There is no neutral position here. In trolling cases, for example, by protecting the abuser, you are discouraging the abused from entering public debates.
The internet has empowered people in many ways and, like all technological advances, it and the platforms it hosts have a huge potential for education, for connectivity, for exchange of ideas and information, but it needs to come with lessons.
* Marshall McLuhan wrote in his book, Understanding Media:
“The medium is the message. This merely to say that the personal and social consequences of any medium – that is of any extension of ourselves – result from the new scale that is introduced into our affairs by each extension of ourselves, or by any new technology” (p. 7).
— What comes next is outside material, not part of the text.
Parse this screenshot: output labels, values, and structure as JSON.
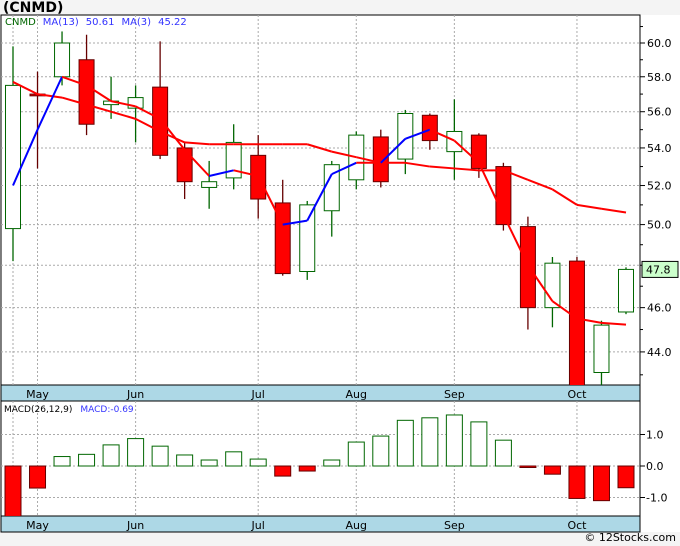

The McLuhan Galaxy site explains, “…It means that we should pay more attention to the impact on the world that a medium has, consider how it changes society and the world both for better and worse, rather than its content.” Mark Federman adds:
Marshall McLuhan was concerned with the observation that we tend to focus on the obvious. In doing so, we largely miss the structural changes in our affairs that are introduced subtly, or over long periods of time. Whenever we create a new innovation – be it an invention or a new idea – many of its properties are fairly obvious to us. We generally know what it will nominally do, or at least what it is intended to do, and what it might replace. We often know what its advantages and disadvantages might be. But it is also often the case that, after a long period of time and experience with the new innovation, we look backward and realize that there were some effects of which we were entirely unaware at the outset. We sometimes call these effects “unintended consequences,” although “unanticipated consequences” might be a more accurate description.